Article Title

Natural Language Processing of the Unstructured Electronic Health Record Data Using Regular Expressions and SAS Hash Objects

Publication Date



natural language processing, hash tables


Background/Aims: Structured data in the electronic health record only tell part of the story of a patient’s health. Much of the information necessary for health assessment and treatment is located in notes. This information is vital for maintaining care quality as well as for use in research. Manual abstraction of this information is costly and time consuming. The goal of this study was to develop a natural language processing (NLP) system to extract health information from provider notes.

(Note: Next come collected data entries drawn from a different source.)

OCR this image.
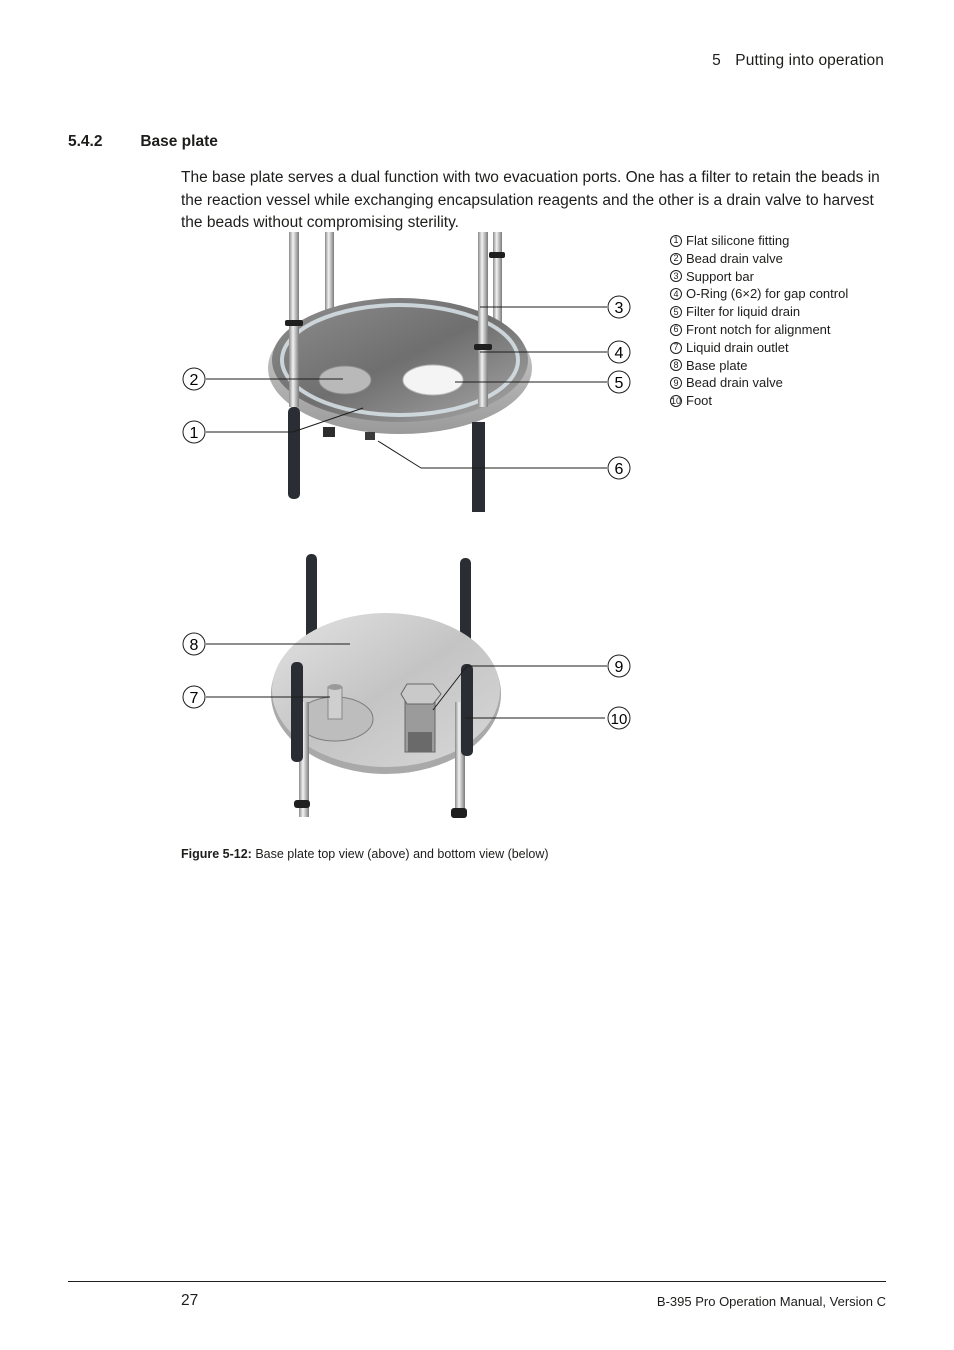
5 Putting into operation
5.4.2 Base plate
The base plate serves a dual function with two evacuation ports. One has a filter to retain the beads in the reaction vessel while exchanging encapsulation reagents and the other is a drain valve to harvest the beads without compromising sterility.
1
2
3
4
5
6
7
8
9
10
1 Flat silicone fitting
2 Bead drain valve
3 Support bar
4 O-Ring (6×2) for gap control
5 Filter for liquid drain
6 Front notch for alignment
7 Liquid drain outlet
8 Base plate
9 Bead drain valve
10 Foot
Figure 5-12: Base plate top view (above) and bottom view (below)
27	B-395 Pro Operation Manual, Version C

Methods: We have implemented NLP techniques in SAS using hash objects. Our workflow utilizes Excel spreadsheets to manage NLP regular expressions keywords. Keywords for the disease identification as well as keywords for generic terms, family relationships and negation are put into separate spreadsheets and used in the process. The spreadsheets are imported into SAS and loaded into hash tables. Each note is parsed into sentences and standard SAS hash processing is used to find the token and its position in the sentence. If the disease keyword is found, the family, generic and negation hash processes are run. We then utilize each of the token types and the distance from the disease keyword to identify possible instances of the condition.

Results: In a random sample of 1,000 patients, we found 195 patients with diagnosis of diabetes (23% with ICD-9 diagnosis code only, 5% with problem listing only, and 72% with both). NLP identified 11 additional cases without diagnosis code or problem listing mention. Overall, agreement between structured and unstructured data was substantial (kappa=0.66).

Discussion: Preliminary analysis indicates that we can identify additional disease burden in patients even for well-documented conditions like diabetes. NLP is a cost-effective and efficient approach for collecting information using unstructured data. In a health care delivery setting this approach offers the potential for better identification of the patients’ health care needs. It also has promising implications for health research by minimizing misclassification errors and improving case ascertainment. Additional analyses are planned for other conditions that may not be as well documented using structured data.